Professor Hugh Pennington, emeritus professor of bacteriology at Aberdeen University, said the rise in hospital prescriptions now recorded could be down to the high number of older patients in hospital and steady rates of pneumonia amongst them.
“HPS are right to raise this important issue. One of the big things about trying to restrict antibiotic use is that if you don’t, you have more resistance and you run out of antibiotics.
“That is something you want to avoid and the best way to do that is slow down use and keep it under reasonable control. We must use antibiotics with care. They are too good to waste.”
Professor Pennington said good communication was required between consultants, hospital pharmacies a microbiology labs to insure appropriate use.
“That has been an issue for years.
“You have to assume that, generally speaking, what is being given to the patient is what the doctor thinks is in the patient’s best interest but if there is an alternative or they are not paying attention to lab results, then improvement has to be made.”
Health Secretary Shona Robison said the Scottish Government had been “working hard” to tackle the “global health threat” of resistance to antibiotics.
She said: “Prudent prescribing and active stewardship of antibiotics has a major role to play in achieving this and significant progress has been made.

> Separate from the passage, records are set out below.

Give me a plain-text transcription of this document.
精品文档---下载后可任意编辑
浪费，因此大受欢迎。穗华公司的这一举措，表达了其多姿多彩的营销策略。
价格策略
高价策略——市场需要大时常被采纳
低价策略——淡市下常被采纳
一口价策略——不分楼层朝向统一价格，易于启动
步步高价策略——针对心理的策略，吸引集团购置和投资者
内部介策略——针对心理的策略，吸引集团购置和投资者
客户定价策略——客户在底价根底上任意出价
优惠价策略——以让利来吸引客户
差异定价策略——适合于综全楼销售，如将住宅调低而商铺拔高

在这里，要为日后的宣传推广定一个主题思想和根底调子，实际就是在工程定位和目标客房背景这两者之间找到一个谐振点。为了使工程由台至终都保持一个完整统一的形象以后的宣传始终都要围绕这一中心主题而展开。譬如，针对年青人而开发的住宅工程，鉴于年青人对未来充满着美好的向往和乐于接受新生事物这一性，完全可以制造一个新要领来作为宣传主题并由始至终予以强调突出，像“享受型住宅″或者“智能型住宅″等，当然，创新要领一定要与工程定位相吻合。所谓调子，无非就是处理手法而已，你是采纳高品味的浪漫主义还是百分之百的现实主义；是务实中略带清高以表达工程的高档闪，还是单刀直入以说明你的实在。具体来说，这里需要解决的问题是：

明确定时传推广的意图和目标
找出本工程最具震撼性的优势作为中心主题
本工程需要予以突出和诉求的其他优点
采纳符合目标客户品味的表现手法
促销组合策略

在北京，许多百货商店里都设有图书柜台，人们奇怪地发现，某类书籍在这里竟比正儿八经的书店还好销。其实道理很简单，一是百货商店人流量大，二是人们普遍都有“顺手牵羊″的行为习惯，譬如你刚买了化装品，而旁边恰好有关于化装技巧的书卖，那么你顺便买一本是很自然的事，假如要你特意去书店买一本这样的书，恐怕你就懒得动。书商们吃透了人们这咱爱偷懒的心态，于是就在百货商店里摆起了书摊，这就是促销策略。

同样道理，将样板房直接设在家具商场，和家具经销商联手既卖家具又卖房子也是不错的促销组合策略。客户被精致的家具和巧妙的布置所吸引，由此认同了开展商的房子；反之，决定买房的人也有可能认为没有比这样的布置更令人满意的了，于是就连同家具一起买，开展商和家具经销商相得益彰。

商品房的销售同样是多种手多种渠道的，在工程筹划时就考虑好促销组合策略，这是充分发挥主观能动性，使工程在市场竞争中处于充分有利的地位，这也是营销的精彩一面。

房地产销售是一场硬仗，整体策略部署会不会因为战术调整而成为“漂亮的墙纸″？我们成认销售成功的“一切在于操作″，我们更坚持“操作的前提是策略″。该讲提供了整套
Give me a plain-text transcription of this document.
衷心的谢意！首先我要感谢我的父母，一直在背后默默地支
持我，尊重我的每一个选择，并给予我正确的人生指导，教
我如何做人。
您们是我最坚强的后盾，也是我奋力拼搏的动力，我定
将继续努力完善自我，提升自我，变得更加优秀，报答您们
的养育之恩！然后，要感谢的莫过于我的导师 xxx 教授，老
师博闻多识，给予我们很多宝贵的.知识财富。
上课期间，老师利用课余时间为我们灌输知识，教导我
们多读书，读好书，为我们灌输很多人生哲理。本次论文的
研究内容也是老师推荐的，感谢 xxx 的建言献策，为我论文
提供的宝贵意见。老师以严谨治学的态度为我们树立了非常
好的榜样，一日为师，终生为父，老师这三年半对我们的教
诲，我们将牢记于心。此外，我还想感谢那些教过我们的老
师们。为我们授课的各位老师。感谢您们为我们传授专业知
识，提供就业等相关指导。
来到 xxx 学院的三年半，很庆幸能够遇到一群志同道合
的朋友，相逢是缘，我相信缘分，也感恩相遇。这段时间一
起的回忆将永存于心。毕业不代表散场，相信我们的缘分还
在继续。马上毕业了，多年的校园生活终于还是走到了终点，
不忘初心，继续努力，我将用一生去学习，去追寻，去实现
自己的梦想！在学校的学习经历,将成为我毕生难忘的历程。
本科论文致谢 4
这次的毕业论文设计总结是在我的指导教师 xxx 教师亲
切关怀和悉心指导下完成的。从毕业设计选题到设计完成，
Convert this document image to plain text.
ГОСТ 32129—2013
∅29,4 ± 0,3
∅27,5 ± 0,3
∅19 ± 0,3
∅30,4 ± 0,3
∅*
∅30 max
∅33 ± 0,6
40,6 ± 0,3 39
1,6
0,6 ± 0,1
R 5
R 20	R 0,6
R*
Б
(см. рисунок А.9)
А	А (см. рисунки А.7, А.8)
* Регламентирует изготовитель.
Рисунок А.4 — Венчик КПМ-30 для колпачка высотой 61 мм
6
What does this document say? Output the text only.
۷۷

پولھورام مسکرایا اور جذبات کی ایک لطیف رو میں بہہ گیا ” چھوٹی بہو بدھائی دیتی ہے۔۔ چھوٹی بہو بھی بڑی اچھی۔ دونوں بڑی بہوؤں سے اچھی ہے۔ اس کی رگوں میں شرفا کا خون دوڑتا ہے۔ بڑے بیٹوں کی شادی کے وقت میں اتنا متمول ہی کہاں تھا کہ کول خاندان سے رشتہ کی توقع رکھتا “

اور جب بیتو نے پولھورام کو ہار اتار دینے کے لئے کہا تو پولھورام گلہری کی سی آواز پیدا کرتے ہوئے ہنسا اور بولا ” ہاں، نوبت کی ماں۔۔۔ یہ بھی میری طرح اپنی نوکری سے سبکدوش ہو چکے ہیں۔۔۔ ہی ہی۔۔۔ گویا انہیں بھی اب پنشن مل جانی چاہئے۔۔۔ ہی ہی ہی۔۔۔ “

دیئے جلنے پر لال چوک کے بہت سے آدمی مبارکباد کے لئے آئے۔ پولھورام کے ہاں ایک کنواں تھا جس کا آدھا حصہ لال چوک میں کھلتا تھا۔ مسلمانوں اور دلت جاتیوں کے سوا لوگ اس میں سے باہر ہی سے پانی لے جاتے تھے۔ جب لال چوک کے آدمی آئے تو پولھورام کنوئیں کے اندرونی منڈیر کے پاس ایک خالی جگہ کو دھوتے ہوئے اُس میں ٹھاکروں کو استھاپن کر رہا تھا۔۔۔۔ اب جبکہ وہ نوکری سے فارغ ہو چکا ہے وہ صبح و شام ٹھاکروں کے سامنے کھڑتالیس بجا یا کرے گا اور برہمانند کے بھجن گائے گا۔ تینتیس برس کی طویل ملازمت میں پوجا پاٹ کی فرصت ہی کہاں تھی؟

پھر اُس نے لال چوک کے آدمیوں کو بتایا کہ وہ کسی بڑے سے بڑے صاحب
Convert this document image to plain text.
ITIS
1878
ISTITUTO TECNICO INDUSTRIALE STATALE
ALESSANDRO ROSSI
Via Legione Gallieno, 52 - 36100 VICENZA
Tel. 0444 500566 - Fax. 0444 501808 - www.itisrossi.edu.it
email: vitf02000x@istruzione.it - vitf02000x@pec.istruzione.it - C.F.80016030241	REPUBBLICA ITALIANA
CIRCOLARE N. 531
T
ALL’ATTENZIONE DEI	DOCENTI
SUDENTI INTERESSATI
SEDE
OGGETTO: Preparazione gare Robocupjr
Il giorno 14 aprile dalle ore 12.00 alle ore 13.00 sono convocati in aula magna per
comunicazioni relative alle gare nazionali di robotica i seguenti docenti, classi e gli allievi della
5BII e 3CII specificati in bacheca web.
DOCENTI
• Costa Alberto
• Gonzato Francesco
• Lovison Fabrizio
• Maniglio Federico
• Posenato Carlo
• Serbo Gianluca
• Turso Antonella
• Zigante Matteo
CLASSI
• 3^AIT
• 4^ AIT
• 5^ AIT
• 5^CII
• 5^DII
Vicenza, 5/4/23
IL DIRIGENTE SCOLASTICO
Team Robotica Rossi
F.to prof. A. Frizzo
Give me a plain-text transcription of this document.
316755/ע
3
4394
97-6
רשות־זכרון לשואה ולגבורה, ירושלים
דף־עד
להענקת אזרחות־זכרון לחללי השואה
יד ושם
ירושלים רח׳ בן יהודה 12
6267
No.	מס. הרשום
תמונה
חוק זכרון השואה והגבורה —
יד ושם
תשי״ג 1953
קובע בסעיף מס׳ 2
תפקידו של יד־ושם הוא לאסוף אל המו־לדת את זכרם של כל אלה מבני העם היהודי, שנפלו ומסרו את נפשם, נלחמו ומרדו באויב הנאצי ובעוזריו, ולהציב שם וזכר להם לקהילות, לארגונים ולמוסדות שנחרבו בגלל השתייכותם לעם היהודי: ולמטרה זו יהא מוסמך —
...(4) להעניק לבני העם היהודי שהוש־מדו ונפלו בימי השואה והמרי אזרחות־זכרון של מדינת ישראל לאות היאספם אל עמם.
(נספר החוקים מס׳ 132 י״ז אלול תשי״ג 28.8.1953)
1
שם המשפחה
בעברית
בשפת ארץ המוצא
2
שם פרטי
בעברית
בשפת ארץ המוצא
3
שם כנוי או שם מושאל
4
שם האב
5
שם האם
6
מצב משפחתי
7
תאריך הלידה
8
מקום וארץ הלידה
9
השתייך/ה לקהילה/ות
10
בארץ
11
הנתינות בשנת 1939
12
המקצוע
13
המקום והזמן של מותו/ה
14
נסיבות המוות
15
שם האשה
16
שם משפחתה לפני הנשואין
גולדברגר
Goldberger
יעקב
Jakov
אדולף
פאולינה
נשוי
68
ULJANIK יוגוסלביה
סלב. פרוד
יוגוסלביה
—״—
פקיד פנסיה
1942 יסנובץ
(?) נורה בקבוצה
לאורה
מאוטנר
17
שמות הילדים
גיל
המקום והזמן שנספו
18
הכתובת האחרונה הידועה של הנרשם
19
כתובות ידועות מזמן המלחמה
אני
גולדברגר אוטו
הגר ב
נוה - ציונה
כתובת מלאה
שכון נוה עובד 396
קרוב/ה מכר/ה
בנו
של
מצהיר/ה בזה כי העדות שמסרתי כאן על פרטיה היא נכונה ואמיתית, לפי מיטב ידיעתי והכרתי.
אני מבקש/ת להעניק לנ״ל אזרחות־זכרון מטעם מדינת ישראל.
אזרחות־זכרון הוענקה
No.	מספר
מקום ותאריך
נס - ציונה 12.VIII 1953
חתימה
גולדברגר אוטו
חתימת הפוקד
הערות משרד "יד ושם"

“Since 2007, we have achieved significant reductions in Healthcare Associated Infections. Latest figures show that cases of MRSA have reduced by 88 per cent and cases of C.diff in patients aged 65 and over have reduced by 84 per cent and these reductions are in part due to improved use of antibiotics in both hospital and community settings.”
“Evaluation is being undertaken around Rapid Molecular Diagnostics and quicker clinical turnaround times for test results – with recommendations that such technology be made available to quickly identify multi drug resistant organisms such as Carbapenemase-Producing Enterobacteriaceae and allow for improvements in areas such as patient management and more targeted antibiotic use.”